Grandview buttes

Buttes and trailhead from Horseshoe


Looking for a moderate day that did not involve the corridor trails, I chose to head down the Grandview Trail to tag the butte forming the toe calk on Horseshoe Mesa. There are also two Coconino buttes on either side of the trail that I could add as bonus peaks if I had the time and energy. I had traveled this trail many times before, both to the mesa and down to the Tonto, but had never tried to climb the butte.

Kind of exposed

It was unpleasantly cold in the morning, which was good in that the deep, slick mud on forest road where I had camped was frozen, but I was in no hurry to start hiking. Grandview Point is one of the higher parts of the south rim, so the upper trail was covered in deep snow. Fortunately enough people had gone before me to beat in a path, because the route would be both treacherous and difficult to find in untracked powder. The snow faded by the lower Coconino, but there were still large yellow icicles hanging from the cliffs, threatening to break off and cause mayhem below. Once past the snow, I was able to jog a fair amount of the trail to the mesa, where there were a handful of campers.

Horseshoe Mesa

With help from Tomasi’s guide, the butte was fairly straightforward. The route wanders up the lower slopes through short Supai steps, then passes the final cap with perhaps twenty feet of fourth class scrambling on the left. The south-facing rock was dry and non-threatening, and I soon found myself hiking across the flat top to the summit cairn.

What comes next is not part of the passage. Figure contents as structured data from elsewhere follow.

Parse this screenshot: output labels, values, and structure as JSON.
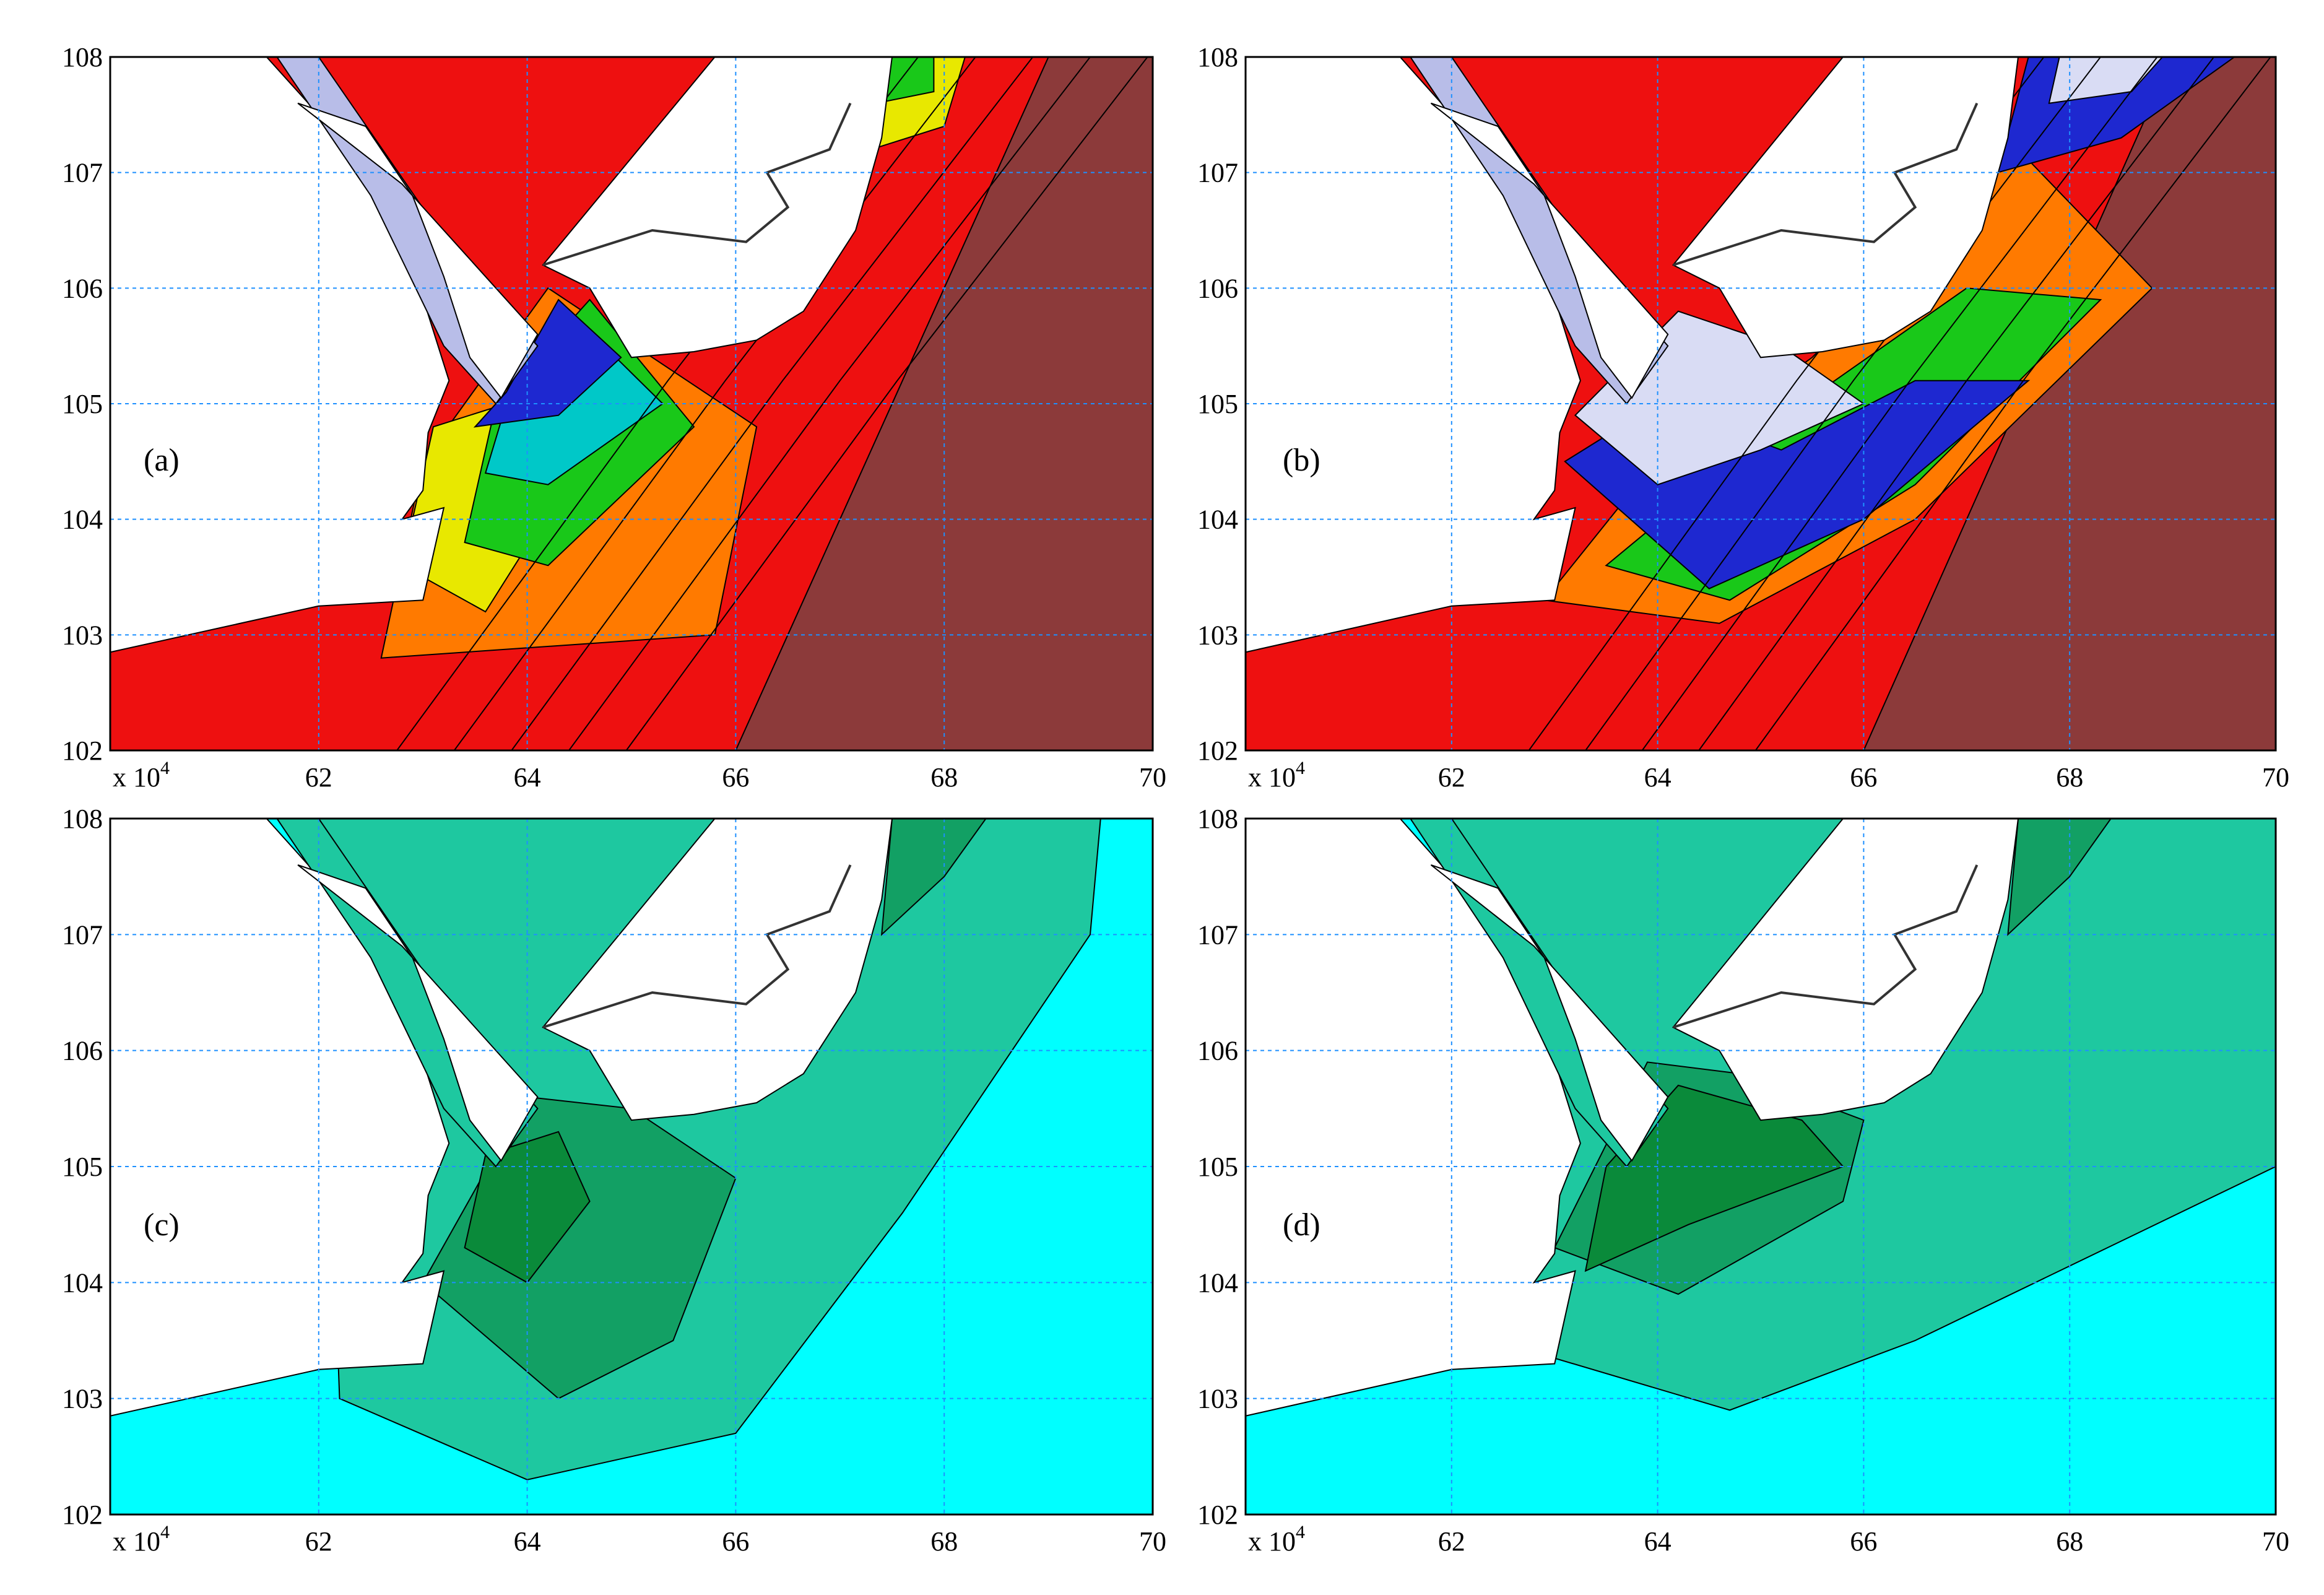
{
  "figure": {
    "panels": [
      "(a)",
      "(b)",
      "(c)",
      "(d)"
    ],
    "x_multiplier_label": "x 10",
    "x_multiplier_exponent": "4"
  },
  "chart_data": [
    {
      "type": "heatmap",
      "panel_label": "(a)",
      "x_ticks": [
        "62",
        "64",
        "66",
        "68",
        "70"
      ],
      "y_ticks": [
        "102",
        "103",
        "104",
        "105",
        "106",
        "107",
        "108"
      ],
      "x_tick_values": [
        62,
        64,
        66,
        68,
        70
      ],
      "y_tick_values": [
        102,
        103,
        104,
        105,
        106,
        107,
        108
      ],
      "xlim": [
        60,
        70
      ],
      "ylim": [
        102,
        108
      ],
      "grid": true,
      "colormap": [
        "#d9dcf4",
        "#1e28d0",
        "#00c8c8",
        "#19c819",
        "#e8e800",
        "#ff7a00",
        "#ee1010",
        "#8c3a3a"
      ]
    },
    {
      "type": "heatmap",
      "panel_label": "(b)",
      "x_ticks": [
        "62",
        "64",
        "66",
        "68",
        "70"
      ],
      "y_ticks": [
        "102",
        "103",
        "104",
        "105",
        "106",
        "107",
        "108"
      ],
      "x_tick_values": [
        62,
        64,
        66,
        68,
        70
      ],
      "y_tick_values": [
        102,
        103,
        104,
        105,
        106,
        107,
        108
      ],
      "xlim": [
        60,
        70
      ],
      "ylim": [
        102,
        108
      ],
      "grid": true,
      "colormap": [
        "#d9dcf4",
        "#1e28d0",
        "#00c8c8",
        "#19c819",
        "#e8e800",
        "#ff7a00",
        "#ee1010",
        "#8c3a3a"
      ]
    },
    {
      "type": "heatmap",
      "panel_label": "(c)",
      "x_ticks": [
        "62",
        "64",
        "66",
        "68",
        "70"
      ],
      "y_ticks": [
        "102",
        "103",
        "104",
        "105",
        "106",
        "107",
        "108"
      ],
      "x_tick_values": [
        62,
        64,
        66,
        68,
        70
      ],
      "y_tick_values": [
        102,
        103,
        104,
        105,
        106,
        107,
        108
      ],
      "xlim": [
        60,
        70
      ],
      "ylim": [
        102,
        108
      ],
      "grid": true,
      "colormap": [
        "#00ffff",
        "#66e6d0",
        "#1ec8a0",
        "#12a064",
        "#0a8a3a"
      ]
    },
    {
      "type": "heatmap",
      "panel_label": "(d)",
      "x_ticks": [
        "62",
        "64",
        "66",
        "68",
        "70"
      ],
      "y_ticks": [
        "102",
        "103",
        "104",
        "105",
        "106",
        "107",
        "108"
      ],
      "x_tick_values": [
        62,
        64,
        66,
        68,
        70
      ],
      "y_tick_values": [
        102,
        103,
        104,
        105,
        106,
        107,
        108
      ],
      "xlim": [
        60,
        70
      ],
      "ylim": [
        102,
        108
      ],
      "grid": true,
      "colormap": [
        "#00ffff",
        "#66e6d0",
        "#1ec8a0",
        "#12a064",
        "#0a8a3a"
      ]
    }
  ]
}
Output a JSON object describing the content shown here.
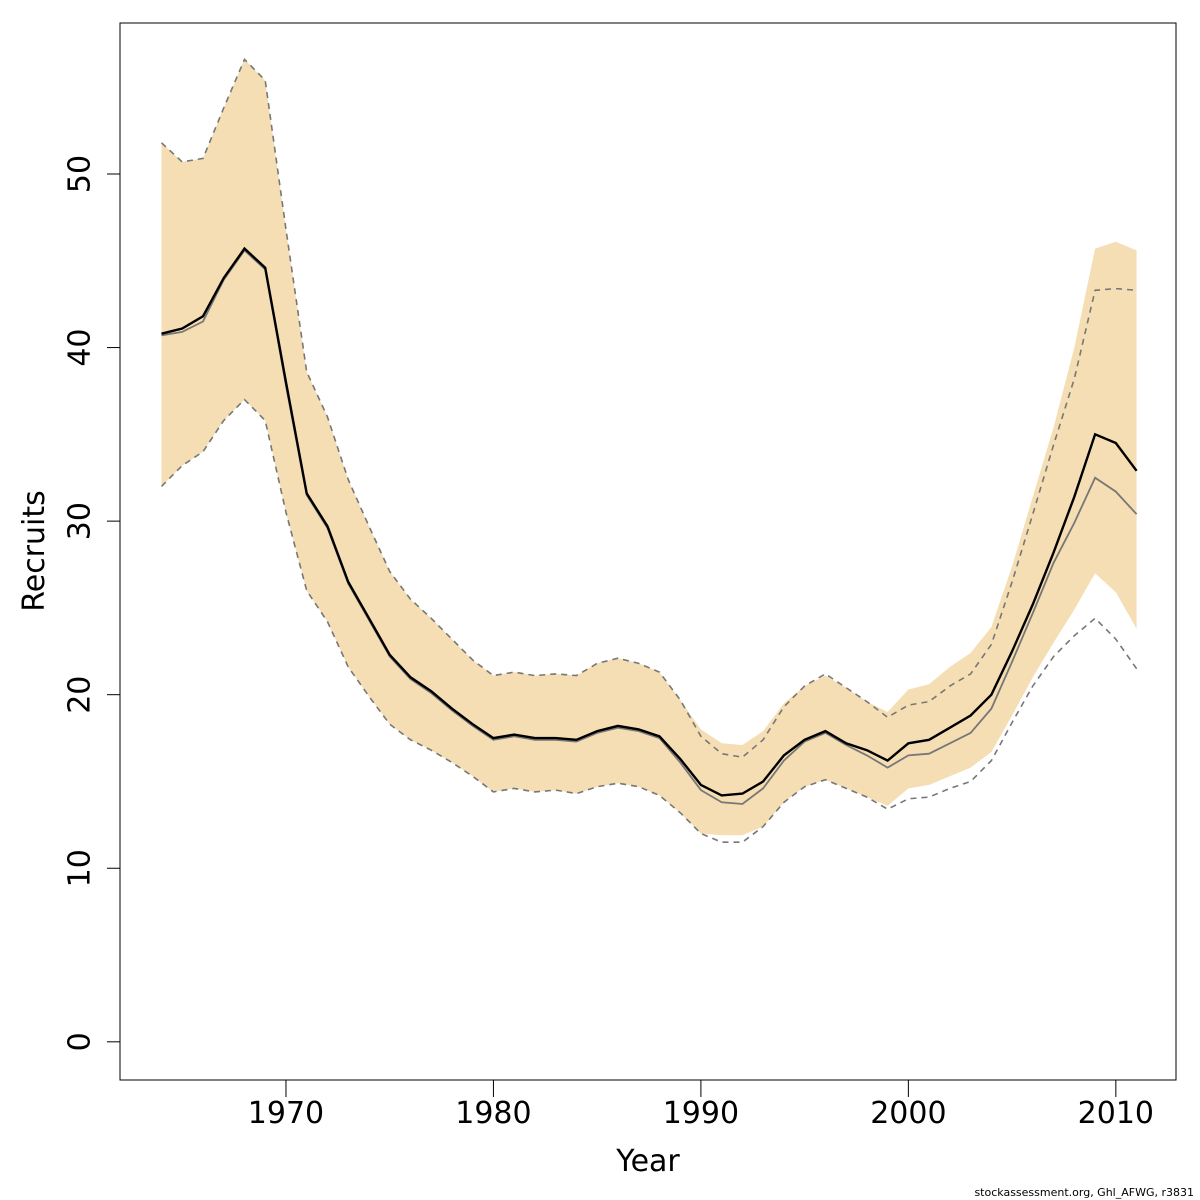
{
  "chart_data": {
    "type": "line",
    "xlabel": "Year",
    "ylabel": "Recruits",
    "xlim": [
      1962,
      2012.9
    ],
    "ylim": [
      -2.2,
      58.7
    ],
    "x_ticks": [
      1970,
      1980,
      1990,
      2000,
      2010
    ],
    "y_ticks": [
      0,
      10,
      20,
      30,
      40,
      50
    ],
    "grid": false,
    "colors": {
      "band": "#f5deb3",
      "main_line": "#000000",
      "secondary_line": "#777777",
      "dashed": "#777777"
    },
    "x": [
      1964,
      1965,
      1966,
      1967,
      1968,
      1969,
      1970,
      1971,
      1972,
      1973,
      1974,
      1975,
      1976,
      1977,
      1978,
      1979,
      1980,
      1981,
      1982,
      1983,
      1984,
      1985,
      1986,
      1987,
      1988,
      1989,
      1990,
      1991,
      1992,
      1993,
      1994,
      1995,
      1996,
      1997,
      1998,
      1999,
      2000,
      2001,
      2002,
      2003,
      2004,
      2005,
      2006,
      2007,
      2008,
      2009,
      2010,
      2011
    ],
    "band_lower": [
      32.0,
      33.2,
      34.0,
      35.8,
      37.0,
      35.8,
      30.5,
      26.0,
      24.2,
      21.6,
      19.9,
      18.3,
      17.4,
      16.8,
      16.1,
      15.3,
      14.4,
      14.6,
      14.4,
      14.5,
      14.3,
      14.7,
      14.9,
      14.7,
      14.2,
      13.2,
      12.0,
      11.9,
      11.9,
      12.4,
      13.8,
      14.7,
      15.1,
      14.6,
      14.1,
      13.6,
      14.6,
      14.8,
      15.3,
      15.8,
      16.7,
      18.8,
      21.0,
      23.0,
      24.9,
      27.0,
      25.9,
      23.8
    ],
    "band_upper": [
      51.8,
      50.7,
      50.9,
      53.8,
      56.6,
      55.4,
      46.8,
      38.6,
      36.0,
      32.4,
      29.7,
      27.1,
      25.5,
      24.4,
      23.2,
      22.0,
      21.1,
      21.3,
      21.1,
      21.2,
      21.1,
      21.8,
      22.1,
      21.8,
      21.3,
      19.7,
      18.0,
      17.2,
      17.1,
      17.9,
      19.5,
      20.5,
      21.1,
      20.4,
      19.6,
      19.0,
      20.3,
      20.6,
      21.6,
      22.4,
      23.9,
      27.4,
      31.4,
      35.4,
      40.0,
      45.7,
      46.1,
      45.6
    ],
    "series": [
      {
        "values": [
          40.8,
          41.1,
          41.8,
          44.0,
          45.7,
          44.6,
          38.0,
          31.6,
          29.7,
          26.5,
          24.4,
          22.3,
          21.0,
          20.2,
          19.2,
          18.3,
          17.5,
          17.7,
          17.5,
          17.5,
          17.4,
          17.9,
          18.2,
          18.0,
          17.6,
          16.3,
          14.8,
          14.2,
          14.3,
          15.0,
          16.5,
          17.4,
          17.9,
          17.2,
          16.8,
          16.2,
          17.2,
          17.4,
          18.1,
          18.8,
          20.0,
          22.5,
          25.2,
          28.2,
          31.4,
          35.0,
          34.5,
          32.9
        ]
      },
      {
        "values": [
          40.7,
          40.9,
          41.5,
          43.9,
          45.6,
          44.5,
          37.8,
          31.5,
          29.6,
          26.4,
          24.3,
          22.2,
          20.9,
          20.1,
          19.1,
          18.2,
          17.4,
          17.6,
          17.4,
          17.4,
          17.3,
          17.8,
          18.1,
          17.9,
          17.5,
          16.1,
          14.5,
          13.8,
          13.7,
          14.6,
          16.2,
          17.3,
          17.8,
          17.1,
          16.5,
          15.8,
          16.5,
          16.6,
          17.2,
          17.8,
          19.2,
          21.9,
          24.7,
          27.6,
          29.9,
          32.5,
          31.7,
          30.4
        ]
      }
    ],
    "dashed_lower": [
      32.0,
      33.2,
      34.0,
      35.8,
      37.0,
      35.8,
      30.5,
      26.0,
      24.2,
      21.6,
      19.9,
      18.3,
      17.4,
      16.8,
      16.1,
      15.3,
      14.4,
      14.6,
      14.4,
      14.5,
      14.3,
      14.7,
      14.9,
      14.7,
      14.2,
      13.2,
      12.0,
      11.5,
      11.5,
      12.4,
      13.8,
      14.7,
      15.1,
      14.6,
      14.1,
      13.4,
      14.0,
      14.1,
      14.6,
      15.0,
      16.2,
      18.4,
      20.5,
      22.2,
      23.4,
      24.4,
      23.2,
      21.5
    ],
    "dashed_upper": [
      51.8,
      50.7,
      50.9,
      53.8,
      56.6,
      55.4,
      46.8,
      38.6,
      36.0,
      32.4,
      29.7,
      27.1,
      25.5,
      24.4,
      23.2,
      22.0,
      21.1,
      21.3,
      21.1,
      21.2,
      21.1,
      21.8,
      22.1,
      21.8,
      21.3,
      19.7,
      17.6,
      16.6,
      16.4,
      17.4,
      19.3,
      20.5,
      21.2,
      20.4,
      19.6,
      18.7,
      19.4,
      19.6,
      20.5,
      21.2,
      22.9,
      26.5,
      30.4,
      34.4,
      38.2,
      43.3,
      43.4,
      43.3
    ],
    "credit": "stockassessment.org, Ghl_AFWG, r3831"
  }
}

The register in its copper container was in good shape, and contained mostly the usual suspects. One entry mentioned tagging the butte on the way down the Old Grandview to the river, which sounded interesting, but I was more interested in summits than decrepit trails.

Crux dihedral

I reversed my route down the butte, then followed the trail to a narrow saddle at the base of the Coconino, connecting the eastern butte to the rim. I found a few cairns and perhaps faint traces of a use trail at first, but this summit is not a popular objective, and the north-facing route was mostly covered in snow. The scrambling was no harder than third class, but the snow changed it considerably, making it harder in places, but easier where I was able to kick steps. Emerging on the ridge crest, I saw that I had a fair ways to go to the summit. The traverse was what I would come to recognize as typical Coconino: “pancake stacks” of sandstone mixed with tilted ground littered with “surprise surfboards” ready to ride. It was tedious work made slower by the snow.

First ascent?

The final headwall seemed to require climbing a forty foot low-fifth-class dihedral, which felt secure but required a bit of caution with the damp rock. Rather than a nice copper register container, I found an old rusty Altoids tin filled with wet paper and no pencil. The only entry I saw was from 2003, stating that there was no cairn or register at the time. I let the papers dry out for a few minutes as I had a snack, then shoved them back in the can, put the can in the cairn, and reversed my route to the trail.

West butte traverse

The western butte is the end of a long ridge extending northwest from near the top of the Coconino. While it looked from afar as if it should be an easy walk from the trail, following the crest turned out to require quite a bit of scrambling and route-finding. Rather than an easy sidewalk, the ridge consisted of many Coconino stacks and pinnacles with gaps between them, a few requiring some steep climbing. Finally reaching the cairn at the highpoint, I took in the view for a few minutes, then retraced my complicated route to the trail. The snow was a bit softer on the return and, as always, it was easier going up the slick trail. While I had only met a handful of backpackers on the trail, there was a depressing mob milling at the overlook. I talked to the one backpacker hanging out on top, whose partner had slipped and fractured his hand, then gleefully occupied a precious parking spot for the rest of the afternoon before driving back out of the park to camp.